BROUGH, JOHN (17 Sept. 1811-29 Aug. 1865) was a newspaper publisher, state auditor, railroad president, and CIVIL WAR governor of Ohio, Brough was born in Marietta, Ohio. Orphaned at 11, he became an apprentice printer. After paying his way through Ohio University, he edited and published newspapers in West Virginia and Ohio. A Democrat, Brough was elected state representative of the Fairfield-Hocking district at age 26 and served 1838-39. As Auditor for the State of Ohio between 1839 and 1845 Brough prevented a repudiation of the Ohio debt which would have endangered interest payments on the OHIO & ERIE CANAL bonds. Brough founded the Cincinnati Enquirer in 1841 publishing it and practicing law until 1848 when he sold it. Shortly afterward, he established residence in Cleveland and became president of the Bellefontaine and Indianapolis Railroad, which later joined the Big Four (the Cleveland, Columbus, Cincinnati, & Indianapolis Railroad Co.). He also served as president of the Madison & Indianapolis Railroad.
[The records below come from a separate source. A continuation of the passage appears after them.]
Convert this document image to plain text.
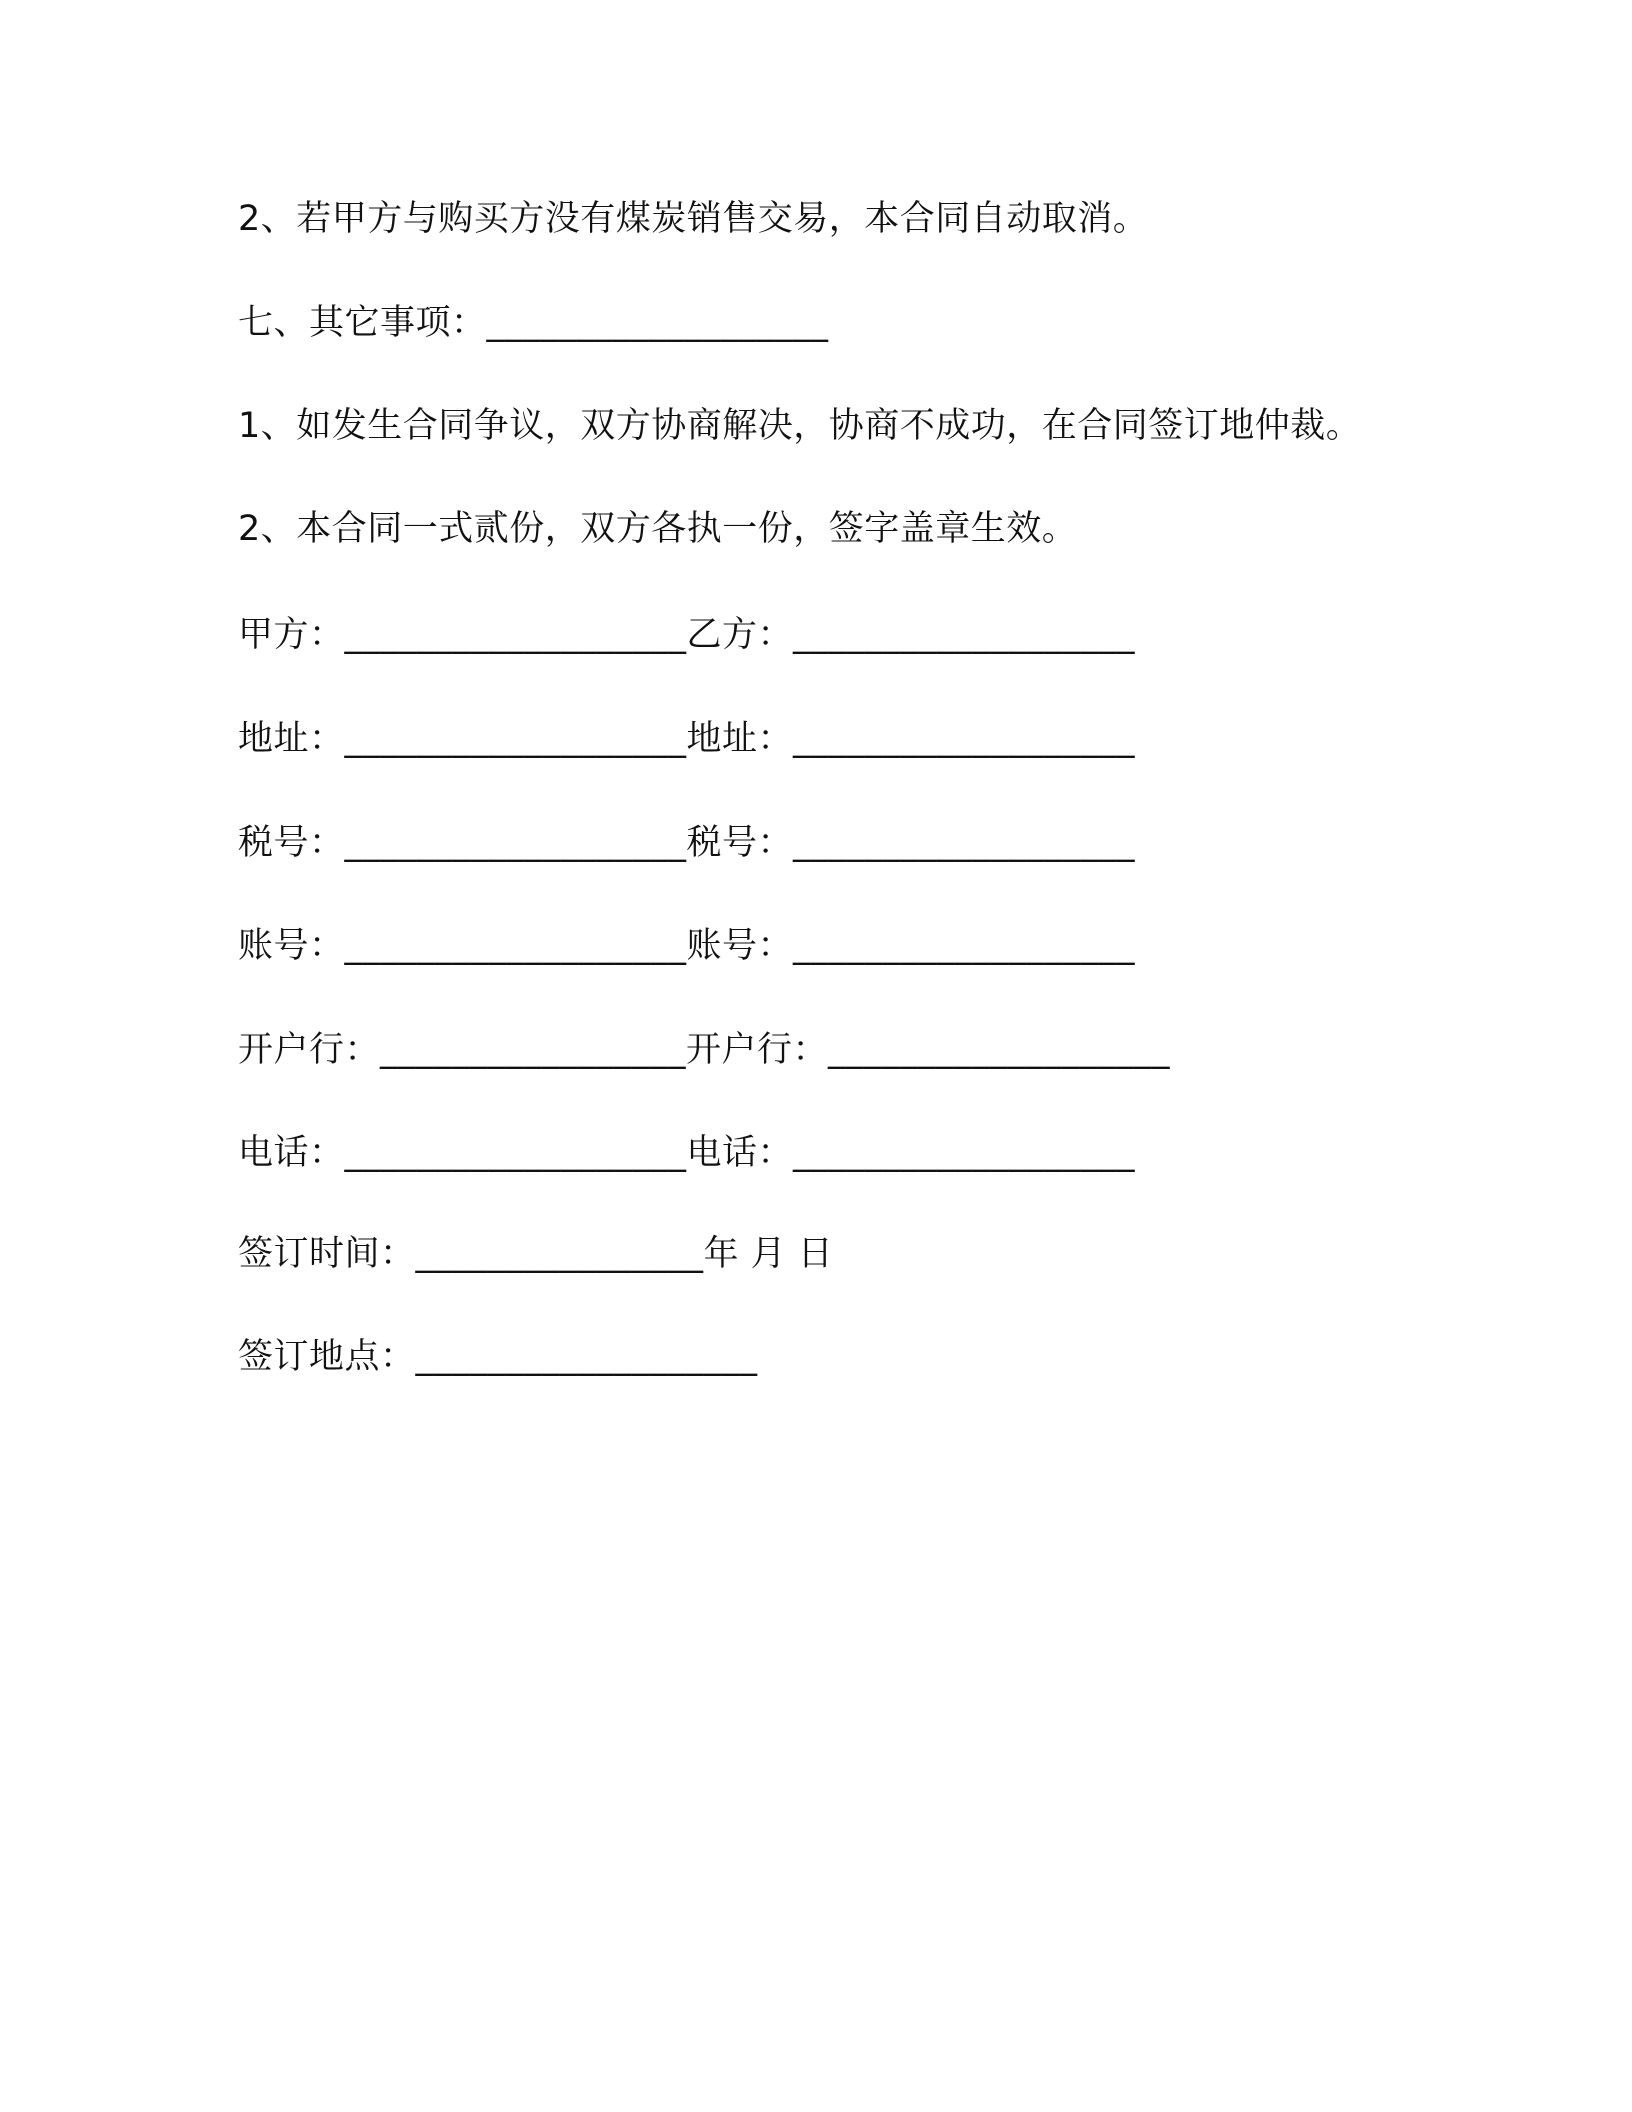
2、若甲方与购买方没有煤炭销售交易，本合同自动取消。
七、其它事项：___________________
1、如发生合同争议，双方协商解决，协商不成功，在合同签订地仲裁。
2、本合同一式贰份，双方各执一份，签字盖章生效。
甲方：___________________乙方：___________________
地址：___________________地址：___________________
税号：___________________税号：___________________
账号：___________________账号：___________________
开户行：_________________开户行：___________________
电话：___________________电话：___________________
签订时间：________________年 月 日
签订地点：___________________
In 1863, Unionist Republicans in Ohio convinced Brough to run for Governor, and he won over Clement L. Vallandigham. Although he raised 34,000 militia troops for Civil War service, his policy of promoting army officers according to seniority generated so much discontent that he decided not to run for reelection in 1865.
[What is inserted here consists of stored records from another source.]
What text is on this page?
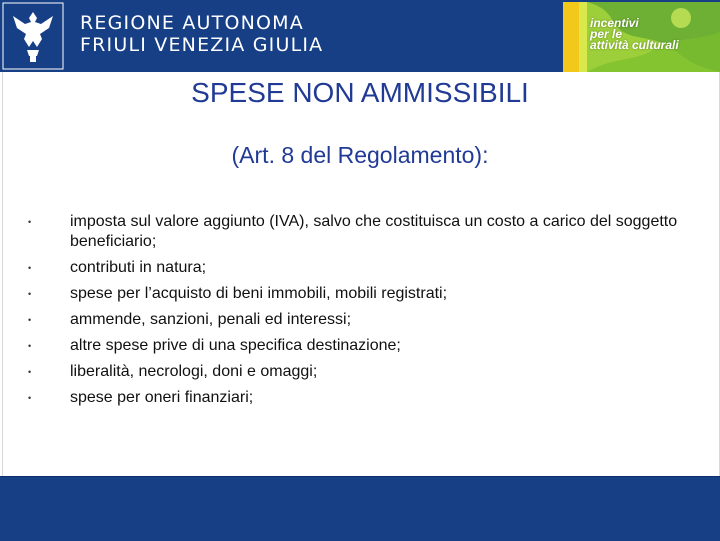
REGIONE AUTONOMA
FRIULI VENEZIA GIULIA
incentivi
per le
attività culturali
SPESE NON AMMISSIBILI
(Art. 8 del Regolamento):
• imposta sul valore aggiunto (IVA), salvo che costituisca un costo a carico del soggetto beneficiario;
• contributi in natura;
• spese per l’acquisto di beni immobili, mobili registrati;
• ammende, sanzioni, penali ed interessi;
• altre spese prive di una specifica destinazione;
• liberalità, necrologi, doni e omaggi;
• spese per oneri finanziari;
Before his term was up, he died at age 53 in Cleveland and was buried in WOODLAND CEMETERY. His first wife, Achsah P. Pruden of Athens, Ohio, whom he had married in 1832, died 8 Sept. 1838; they had a son, John, and a daughter, Mary. His second wife, Caroline A. Nelson, of Columbus, Ohio, whom he married in 1843, bore him three daughters, Caroline, Emma, and Anna.